Millennials, usually described as the emerging generation of the workforce including those born between 1980 and 1996, are quickly becoming a large percentage of the employed population. As with every new workforce generation, employers watch for different needs in order to remain current with recruiting and retention programs. Many Millennials came of age during an economic downturn and can have different orientations toward work and the compensation afforded by employment.
Generally, research indicates that the needs of millennials are not unlike other generations of younger people starting out in life. They want good jobs and to be engaged in their work.
With the rise in obesity and other lifestyle related health concern this millennial generation naturally has a larger focus on overall wellbeing in their lives, whether it be social, financial, physical, community or job essence.
They are also marrying later and do not tend to gravitate to larger traditional financial commitments as prior generations—like home or car purchase— leaving them free for mobility in employment.
Employers with an eye toward this generation will focus in three directions when considering changes in their programs.
Lifestyle support benefits such as paid maternity leave through the entire The Family and Medical Leave Act (FMLA) leave period is increasingly becoming a trend with employers. Delaying marriage has led this generation to have children later in life, when they are more established in their careers. Companies are increasingly understanding that the cost of this extended leave is nominal when compared to the permanent loss of an experienced employees.
Secondly, benefits that have a combination of immediate and longer term benefits, such as health savings accounts, are a win for Millennials. Typically, younger workers spend less on healthcare but pay an average cost for payroll contributions.
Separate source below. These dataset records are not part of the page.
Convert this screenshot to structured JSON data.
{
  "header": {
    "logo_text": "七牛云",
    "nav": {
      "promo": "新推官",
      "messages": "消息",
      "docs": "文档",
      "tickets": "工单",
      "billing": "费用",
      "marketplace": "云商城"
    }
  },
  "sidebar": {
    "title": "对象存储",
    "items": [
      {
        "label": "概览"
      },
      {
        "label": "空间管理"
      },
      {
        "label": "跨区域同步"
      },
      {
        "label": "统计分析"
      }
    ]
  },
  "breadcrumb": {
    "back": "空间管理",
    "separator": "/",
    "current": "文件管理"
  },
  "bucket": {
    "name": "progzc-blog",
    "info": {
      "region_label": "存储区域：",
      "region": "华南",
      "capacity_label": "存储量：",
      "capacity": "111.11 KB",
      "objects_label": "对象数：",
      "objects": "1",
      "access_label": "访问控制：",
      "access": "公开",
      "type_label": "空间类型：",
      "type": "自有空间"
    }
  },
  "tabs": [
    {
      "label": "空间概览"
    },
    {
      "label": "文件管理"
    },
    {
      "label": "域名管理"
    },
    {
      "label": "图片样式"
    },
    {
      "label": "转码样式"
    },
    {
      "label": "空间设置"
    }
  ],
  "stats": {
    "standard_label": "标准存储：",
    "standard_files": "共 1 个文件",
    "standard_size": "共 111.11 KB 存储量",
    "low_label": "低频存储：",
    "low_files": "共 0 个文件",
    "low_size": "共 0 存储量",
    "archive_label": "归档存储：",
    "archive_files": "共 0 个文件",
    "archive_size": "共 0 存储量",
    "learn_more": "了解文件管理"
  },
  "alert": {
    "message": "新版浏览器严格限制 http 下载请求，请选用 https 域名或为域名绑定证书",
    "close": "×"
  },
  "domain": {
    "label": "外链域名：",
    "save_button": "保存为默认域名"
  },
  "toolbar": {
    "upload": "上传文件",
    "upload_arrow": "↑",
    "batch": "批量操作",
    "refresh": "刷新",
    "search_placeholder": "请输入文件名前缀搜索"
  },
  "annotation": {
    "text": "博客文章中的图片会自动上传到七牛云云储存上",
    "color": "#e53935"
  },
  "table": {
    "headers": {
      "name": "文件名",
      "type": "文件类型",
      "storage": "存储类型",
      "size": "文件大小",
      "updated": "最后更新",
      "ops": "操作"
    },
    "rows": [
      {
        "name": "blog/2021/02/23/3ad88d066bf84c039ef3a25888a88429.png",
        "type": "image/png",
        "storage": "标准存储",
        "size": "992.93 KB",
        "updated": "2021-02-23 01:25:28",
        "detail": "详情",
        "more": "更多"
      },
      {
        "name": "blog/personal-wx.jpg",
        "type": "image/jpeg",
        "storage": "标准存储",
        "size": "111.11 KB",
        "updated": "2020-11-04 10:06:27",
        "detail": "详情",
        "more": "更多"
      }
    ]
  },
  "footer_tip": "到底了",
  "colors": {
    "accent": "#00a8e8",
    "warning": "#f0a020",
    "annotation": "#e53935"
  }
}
Allowing these younger workers to choose health savings programs, with lower premium costs, with funds that are accessible now and built for later retirement use appeals to this generation’s needs.
Finally, increasing the ways you communicate with employees increases the likelihood that the value of the benefits you are offering will be understood. Mobile-based communication with short burst of social media will capture the attention. Furthermore, this group does much of their commerce via mobile devices and will want to review benefits and enroll via their smartphone as well.
While this new millennial generation of workers has many of the same desires as any new workers, they are unique and are shaped by the economy that they emerged into, the lifestyle concerns that have emerged in the past 10 years and the advances in communications. Recognizing these differences will help you better reach this important group of employees.